The letter, which will be sent during the next few weeks to all childminders, outlines previously announced Government reforms that the education and childcare minister says will make it easier to work as a childminder and access Government funding, as well as attract new childminders.

Ms Truss goes on to list the reforms, which she says, will address a shortage of childminders and the difficulties some childminders face in accessing support to help them deliver high-quality care, including: making it easier for childminders to access Government funding, the introduction of childminder agencies, local authority support and how childminders can work with schools in providing childcare.

The education and childcare minister says that one advantage of joining an agency is that individuals will be provided with all they need to register and have the option of spreading the cost of setting-up.
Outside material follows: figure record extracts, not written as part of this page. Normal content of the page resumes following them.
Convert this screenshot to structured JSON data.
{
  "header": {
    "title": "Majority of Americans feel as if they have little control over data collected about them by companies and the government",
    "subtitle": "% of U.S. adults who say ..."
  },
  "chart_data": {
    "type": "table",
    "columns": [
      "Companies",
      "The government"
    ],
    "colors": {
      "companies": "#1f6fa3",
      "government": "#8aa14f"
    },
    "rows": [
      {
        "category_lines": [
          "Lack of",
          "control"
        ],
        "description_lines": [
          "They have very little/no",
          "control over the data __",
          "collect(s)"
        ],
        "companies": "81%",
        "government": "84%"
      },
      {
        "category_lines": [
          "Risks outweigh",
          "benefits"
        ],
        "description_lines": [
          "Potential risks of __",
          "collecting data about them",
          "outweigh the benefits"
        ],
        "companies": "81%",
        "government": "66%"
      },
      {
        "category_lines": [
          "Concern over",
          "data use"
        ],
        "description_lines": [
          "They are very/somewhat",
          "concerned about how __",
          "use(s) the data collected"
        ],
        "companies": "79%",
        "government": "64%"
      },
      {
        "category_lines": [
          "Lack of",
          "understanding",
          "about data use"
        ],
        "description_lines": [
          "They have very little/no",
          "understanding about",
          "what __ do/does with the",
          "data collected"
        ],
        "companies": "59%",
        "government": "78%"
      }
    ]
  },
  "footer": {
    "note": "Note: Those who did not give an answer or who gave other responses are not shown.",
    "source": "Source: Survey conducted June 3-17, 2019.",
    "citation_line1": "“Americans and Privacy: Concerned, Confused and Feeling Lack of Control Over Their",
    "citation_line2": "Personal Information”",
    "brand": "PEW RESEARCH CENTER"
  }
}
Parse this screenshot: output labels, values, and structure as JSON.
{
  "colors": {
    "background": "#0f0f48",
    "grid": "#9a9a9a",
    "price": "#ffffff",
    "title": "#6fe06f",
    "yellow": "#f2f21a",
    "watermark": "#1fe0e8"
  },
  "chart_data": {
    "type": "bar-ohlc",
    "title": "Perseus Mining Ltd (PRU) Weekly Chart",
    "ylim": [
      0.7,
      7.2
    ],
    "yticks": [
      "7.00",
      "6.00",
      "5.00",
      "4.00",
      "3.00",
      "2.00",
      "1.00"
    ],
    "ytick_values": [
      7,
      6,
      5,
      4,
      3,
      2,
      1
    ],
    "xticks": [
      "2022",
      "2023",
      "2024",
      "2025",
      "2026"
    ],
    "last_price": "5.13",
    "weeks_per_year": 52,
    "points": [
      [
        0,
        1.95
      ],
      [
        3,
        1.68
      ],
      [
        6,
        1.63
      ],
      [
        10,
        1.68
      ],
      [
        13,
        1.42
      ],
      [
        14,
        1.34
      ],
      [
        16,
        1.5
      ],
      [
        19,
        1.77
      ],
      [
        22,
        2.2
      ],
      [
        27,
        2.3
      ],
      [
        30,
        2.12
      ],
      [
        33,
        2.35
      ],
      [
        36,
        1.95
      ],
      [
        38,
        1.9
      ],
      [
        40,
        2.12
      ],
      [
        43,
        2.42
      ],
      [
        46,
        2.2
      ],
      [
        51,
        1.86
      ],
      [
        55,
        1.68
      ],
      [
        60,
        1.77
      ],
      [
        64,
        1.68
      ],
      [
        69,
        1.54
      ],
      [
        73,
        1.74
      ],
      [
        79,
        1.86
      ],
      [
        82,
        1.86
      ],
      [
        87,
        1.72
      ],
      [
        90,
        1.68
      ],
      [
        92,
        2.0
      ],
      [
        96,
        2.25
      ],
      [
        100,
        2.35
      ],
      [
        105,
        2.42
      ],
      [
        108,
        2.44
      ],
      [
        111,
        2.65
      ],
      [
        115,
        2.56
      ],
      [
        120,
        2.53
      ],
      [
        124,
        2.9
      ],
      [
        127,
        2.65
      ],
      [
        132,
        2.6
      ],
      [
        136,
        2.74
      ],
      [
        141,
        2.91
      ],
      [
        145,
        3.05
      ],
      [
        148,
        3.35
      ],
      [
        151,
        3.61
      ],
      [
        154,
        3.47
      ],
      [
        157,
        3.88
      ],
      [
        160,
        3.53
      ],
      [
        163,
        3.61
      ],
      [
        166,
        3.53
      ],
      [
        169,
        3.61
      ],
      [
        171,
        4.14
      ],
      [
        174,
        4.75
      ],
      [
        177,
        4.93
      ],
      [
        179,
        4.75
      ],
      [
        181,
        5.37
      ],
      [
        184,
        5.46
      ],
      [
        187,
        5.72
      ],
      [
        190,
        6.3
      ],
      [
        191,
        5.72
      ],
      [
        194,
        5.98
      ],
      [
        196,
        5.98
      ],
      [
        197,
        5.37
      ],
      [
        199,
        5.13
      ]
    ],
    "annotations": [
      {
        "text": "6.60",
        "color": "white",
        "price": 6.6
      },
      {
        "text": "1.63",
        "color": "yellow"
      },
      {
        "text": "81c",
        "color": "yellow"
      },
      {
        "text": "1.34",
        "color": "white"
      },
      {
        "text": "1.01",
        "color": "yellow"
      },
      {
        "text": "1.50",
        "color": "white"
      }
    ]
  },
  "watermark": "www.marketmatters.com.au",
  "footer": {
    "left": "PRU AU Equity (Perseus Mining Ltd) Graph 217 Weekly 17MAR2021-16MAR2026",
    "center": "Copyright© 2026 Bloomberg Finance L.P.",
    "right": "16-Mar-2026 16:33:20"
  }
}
She claims that it costs at least £800 for people to establish themselves as childminders, calling it a 'complex and time consuming process.'

Another advantage of a childminder agency is that it will help childminders to fill their places more effectively, she says, before reiterating that joining an agency will be entirely voluntary.

Ms Truss states, ‘We absolutely understand that many childminders are content with the way they are working and we are simply offering a choice, a choice to stay independent and registered directly with Ofsted, or to join an agency.'

'On local authority networks and support, the education and childcare minister explains why a decision was taken to remove the requirement for childminders to be part of a network in order to access funding, because only ten per cent of childminders belong to a network.

She goes on to say that early intervention funding has increased for 2014-15 and local authorities are being given an additional £2bn to spend on three- and four-year-old places. However, she says that it is up to local authorities to decide how to best use this money.

Moving on to the future of local authority support, the education and childcare minister says that support will be available from a variety of sources which may include the local authority, a local childminder agency where this exists, as well as other professional bodies and training providers.

On working with schools, she suggests childminders approach their local schools about how they might work together to provide a more joined-up service for parents and enhance children's care and learning now that the Government has made it easier for schools to open longer.

The letter concludes, ‘This Government knows that childminders have an important role to play in both supporting parents and improving outcomes for children. That is why we are doing all we can to support you in this. I wish you every success in your work with children and families.’

Reaction to the letter among childminders on the One Voice Together for Quality Facebook page has so far been largely negative.

One childminder questions how she will make ends meet if a school is open from 8am-6pm and she is only dropping off and picking up children, therefore earning no more than an hour's fee.